Why do most of the scuba instructors only stay active for a year or less?
The answers are quite clear: after starting a job based on ‘lifestyle’ money, they all soon enough figure out that the lifestyle is nice for a few weeks, let alone a few months and next, get back to real life, a real job and earning real money! Then, just when they are getting the experience, the extra knowledge and more, it is at that moment that they turn around and leave the business, taking with them the needed professionalism this industry needs to grow and become better.
Is it time to change? Is it time to reorganize? Is it time to revalue the scuba professional?
Yes, it is, IF it is not already too late!
We have to take a good look at this profession and compare!
In an earlier edition of ScubaBiz.Help, I wrote an article about skydive instructors and scuba dive instructors, comparing the jobs!
It is quite similar. What I did not do, was compare the salaries!
What do you think? Should skydiving instructors be paid more as their job is more dangerous?
Should they make less money as pilots or even more?
And what about the scuba instructors? Suppose our industry wants experienced and long-lasting professionals. In that case, we should allow these people to build a real careers, earn money to buy a house, start a family and live a decent life like all other professions!
If we do not value scuba professionals to the same level as other professions where risks are that high, and responsibility comes to a level of zero tolerance in making mistakes (how many of those professions are there?), the future of scuba diving will be seriously in danger, and scuba diving itself will be impacted tremendously!

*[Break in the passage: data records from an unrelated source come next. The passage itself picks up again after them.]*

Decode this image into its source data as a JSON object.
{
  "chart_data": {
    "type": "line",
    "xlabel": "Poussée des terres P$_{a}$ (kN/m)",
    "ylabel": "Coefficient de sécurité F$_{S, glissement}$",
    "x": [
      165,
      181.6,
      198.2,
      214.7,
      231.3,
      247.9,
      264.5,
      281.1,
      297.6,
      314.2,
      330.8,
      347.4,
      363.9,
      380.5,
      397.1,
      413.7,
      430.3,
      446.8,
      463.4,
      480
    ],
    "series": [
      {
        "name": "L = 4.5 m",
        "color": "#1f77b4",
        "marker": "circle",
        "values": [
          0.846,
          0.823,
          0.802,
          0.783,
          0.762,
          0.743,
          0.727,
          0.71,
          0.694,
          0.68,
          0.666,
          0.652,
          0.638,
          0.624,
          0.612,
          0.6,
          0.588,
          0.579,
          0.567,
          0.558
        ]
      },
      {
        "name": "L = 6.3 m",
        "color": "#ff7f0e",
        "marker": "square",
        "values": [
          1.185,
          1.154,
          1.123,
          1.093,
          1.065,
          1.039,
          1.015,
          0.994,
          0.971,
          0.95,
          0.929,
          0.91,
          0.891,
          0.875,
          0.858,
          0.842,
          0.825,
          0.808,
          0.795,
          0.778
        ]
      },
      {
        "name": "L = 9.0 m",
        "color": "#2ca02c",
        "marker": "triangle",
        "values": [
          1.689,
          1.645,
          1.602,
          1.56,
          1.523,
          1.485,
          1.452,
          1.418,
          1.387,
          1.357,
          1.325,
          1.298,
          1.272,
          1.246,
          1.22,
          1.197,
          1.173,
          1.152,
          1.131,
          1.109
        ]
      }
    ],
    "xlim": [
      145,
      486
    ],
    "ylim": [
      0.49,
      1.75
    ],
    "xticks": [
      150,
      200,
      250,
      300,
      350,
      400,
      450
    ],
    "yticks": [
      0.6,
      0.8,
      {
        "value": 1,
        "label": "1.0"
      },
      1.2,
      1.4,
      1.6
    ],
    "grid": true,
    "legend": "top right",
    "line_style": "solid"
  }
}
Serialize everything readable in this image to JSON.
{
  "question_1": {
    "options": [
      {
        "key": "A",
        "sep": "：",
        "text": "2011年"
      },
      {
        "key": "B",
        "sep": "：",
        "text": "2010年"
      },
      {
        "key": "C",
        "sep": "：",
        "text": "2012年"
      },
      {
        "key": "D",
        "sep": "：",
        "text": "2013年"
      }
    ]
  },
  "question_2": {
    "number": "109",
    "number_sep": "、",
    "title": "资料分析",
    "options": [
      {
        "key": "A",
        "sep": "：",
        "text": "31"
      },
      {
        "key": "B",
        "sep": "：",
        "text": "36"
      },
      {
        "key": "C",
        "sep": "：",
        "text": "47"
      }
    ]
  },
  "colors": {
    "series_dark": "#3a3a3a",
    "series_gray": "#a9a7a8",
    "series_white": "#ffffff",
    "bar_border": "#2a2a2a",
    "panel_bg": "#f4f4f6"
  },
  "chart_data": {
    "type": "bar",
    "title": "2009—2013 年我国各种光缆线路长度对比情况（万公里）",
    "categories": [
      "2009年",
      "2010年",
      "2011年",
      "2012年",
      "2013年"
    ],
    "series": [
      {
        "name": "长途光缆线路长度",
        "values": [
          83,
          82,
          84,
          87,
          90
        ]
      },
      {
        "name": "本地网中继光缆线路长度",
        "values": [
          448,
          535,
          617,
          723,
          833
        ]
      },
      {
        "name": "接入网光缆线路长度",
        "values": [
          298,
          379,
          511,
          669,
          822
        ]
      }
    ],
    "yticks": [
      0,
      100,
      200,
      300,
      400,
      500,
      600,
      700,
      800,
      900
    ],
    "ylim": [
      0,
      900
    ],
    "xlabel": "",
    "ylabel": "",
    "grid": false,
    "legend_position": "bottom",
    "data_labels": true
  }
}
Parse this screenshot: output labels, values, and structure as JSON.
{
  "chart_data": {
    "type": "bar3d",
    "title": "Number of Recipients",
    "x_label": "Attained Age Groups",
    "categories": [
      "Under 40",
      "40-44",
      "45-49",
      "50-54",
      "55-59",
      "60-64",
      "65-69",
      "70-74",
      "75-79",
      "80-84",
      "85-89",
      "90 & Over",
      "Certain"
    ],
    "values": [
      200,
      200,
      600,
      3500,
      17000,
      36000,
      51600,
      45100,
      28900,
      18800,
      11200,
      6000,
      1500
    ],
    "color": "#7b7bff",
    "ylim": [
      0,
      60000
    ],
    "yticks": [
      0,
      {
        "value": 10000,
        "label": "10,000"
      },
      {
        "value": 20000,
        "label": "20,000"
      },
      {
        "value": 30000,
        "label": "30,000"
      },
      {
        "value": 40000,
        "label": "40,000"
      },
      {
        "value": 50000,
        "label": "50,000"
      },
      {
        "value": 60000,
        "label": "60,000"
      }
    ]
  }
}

There is more to scuba diving than just Try Dives or Discover Scuba classes!
But at the rate, this is going, that might be the only thing that will be left to do on your next holiday as there will be no more scuba professionals around to take you to the next level: becoming scuba certified to dive independently.
Many Next Generation divers are just not willing anymore to take on those commitments mentioned above for the little money offered in the scuba diving business!
With this article, I am NOT pointing to any specific dive organization or company. Instead, I am just stating the findings of a few years of research, being in the real world of scuba diving on a daily basis.